Waiting, wondering, worrying are never as good as you think they are when you start out. Anticipating and waiting are just playgrounds for your imagination to create the best and worse scenarios for you to rehearse. Wondering…well, when I think of wondering of think of it more as the awe-aspiring…but it usually ends up being more head games of what if…which brings me right back around to worrying. I have often quoted the story about Jesus when he visits his friends Martha and Mary. Mary stops everything she is doing and sits with Jesus to talk with him about what’s up in his life and travels. Martha on the other hand is so concerned about having a guest and wanting to do all the right things she is bustling about getting food, cleaning up and basically ignoring Jesus just to make a nice display for him. Martha begins to complain to Jesus about Mary’s obvious laziness and Jesus replies, Martha, Martha, you are worried and anxious about many things, but only one thing is required and Mary has chosen the greater portion. I quote the story to remind myself that worrying doesn’t do me any good. I quote it…I try and remember and I worry anyway!

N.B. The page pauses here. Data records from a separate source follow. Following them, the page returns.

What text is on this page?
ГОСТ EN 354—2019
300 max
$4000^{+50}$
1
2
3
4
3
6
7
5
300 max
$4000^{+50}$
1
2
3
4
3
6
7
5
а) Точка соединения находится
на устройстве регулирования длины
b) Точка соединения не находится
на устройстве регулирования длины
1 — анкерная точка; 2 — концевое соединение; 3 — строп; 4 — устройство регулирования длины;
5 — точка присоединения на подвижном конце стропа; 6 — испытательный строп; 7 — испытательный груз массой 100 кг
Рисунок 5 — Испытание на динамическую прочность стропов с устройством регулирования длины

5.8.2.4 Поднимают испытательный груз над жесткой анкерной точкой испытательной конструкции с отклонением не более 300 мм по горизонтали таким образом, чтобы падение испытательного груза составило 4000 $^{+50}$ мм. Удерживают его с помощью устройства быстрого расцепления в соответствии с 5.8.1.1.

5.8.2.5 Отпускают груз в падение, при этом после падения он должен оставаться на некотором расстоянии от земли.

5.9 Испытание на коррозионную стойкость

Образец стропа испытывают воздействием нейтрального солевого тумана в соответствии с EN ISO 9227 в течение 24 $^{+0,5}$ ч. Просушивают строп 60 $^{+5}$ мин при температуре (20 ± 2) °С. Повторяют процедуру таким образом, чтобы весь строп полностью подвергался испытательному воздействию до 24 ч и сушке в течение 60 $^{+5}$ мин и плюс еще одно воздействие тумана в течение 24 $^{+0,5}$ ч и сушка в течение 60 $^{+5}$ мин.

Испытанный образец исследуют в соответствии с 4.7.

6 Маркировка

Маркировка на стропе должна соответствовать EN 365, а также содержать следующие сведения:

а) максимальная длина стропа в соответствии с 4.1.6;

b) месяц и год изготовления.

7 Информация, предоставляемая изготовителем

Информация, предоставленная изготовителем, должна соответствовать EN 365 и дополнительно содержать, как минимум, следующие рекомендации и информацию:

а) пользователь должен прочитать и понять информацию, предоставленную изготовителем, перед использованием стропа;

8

It was like this waiting for chemo. Sometimes I would not even think about it. “Oh, well I start my cure in six days!” I would laugh when people would ask. But then as the day drew closer and the reality got more real, I began this waiting, wondering, worrying thing. Some nights I would stay up all night watching TV because I couldn’t sleep. Then other times I would just bark at my kids or my husband for no reason. I considered every cliché you can imagine. “This is the easy part.” “Your hair will grow back” “It is only for a short time.” “You’re alive.” All shit. The fact is some suited up doctor who is very nice, by the way, is going to pump chemicals into my body that are designed to stop cell division. If I remember my high school biology right, that is the ‘stuff of life’, cell division. Well, it is a necessary evil. I weigh the balance, risk my life…save my life…easiest choice that is not really a choice.
While still in the hospital, I woke up one morning and decided I should take a look at what’s happened to me. Courageously, I head off with my walker to the bathroom. I am so cool, I’m thinking. How very enlightened of me, to look at my wound and begin the healing. Hehehehe…what did I know.
I arrive in front of the mirror. I begin with my face. My hair is much shorter now, but, frankly, I like that, my face looks very thin, I look a lot like my sister (who is about half my body weight and I believe twice as beautiful as me). I gaze at my face in disbelief; I have NEVER looked like my sister. I begin to wonder about what they did in that surgery for eleven some odd hours. I digress….back to the matter at hand, enlightened one. So I look at my shoulders…God, they are skinnier than I remember, too…how long have I been in this place?!
I am wearing the equivalent of a straight jacket for a bra..it has zippers, hooks, and Velcro…they didn’t want one of these girls escaping, I guess…
I pull up the Velcro to release the strap of the right side, as the cup starts to fall away I begin to cry…I’m afraid to look. Well, shit…I look like a darn Christmas tree with drains hanging off of me like balls on a tree. My coloring is all wrong, I am much too thin…oh my God…I have cancer! I HAVE CANCER! Shit! When did this happen? All at once I am aware of the term Frankenstein. I am overcome with the reality of what has happened…no great boobs…soon no more hair…and it really does matter to me what I look like…not just to other people, it matters what I look like to me! Enter Vainessa. Where was she my whole life? Was I always like this?
I became aware of someone knocking on the bathroom door. “Are you okay, Lisa,” called the day nurse,” I need to check your vitals. Do you need any help?”
The irony of all this came crashing in on me and I just burst out laughing.
“I’ll be right out. I was just finishing up.”
I’m not such a long way from that day now as I approach the next phase of this process, my chemo, my cure!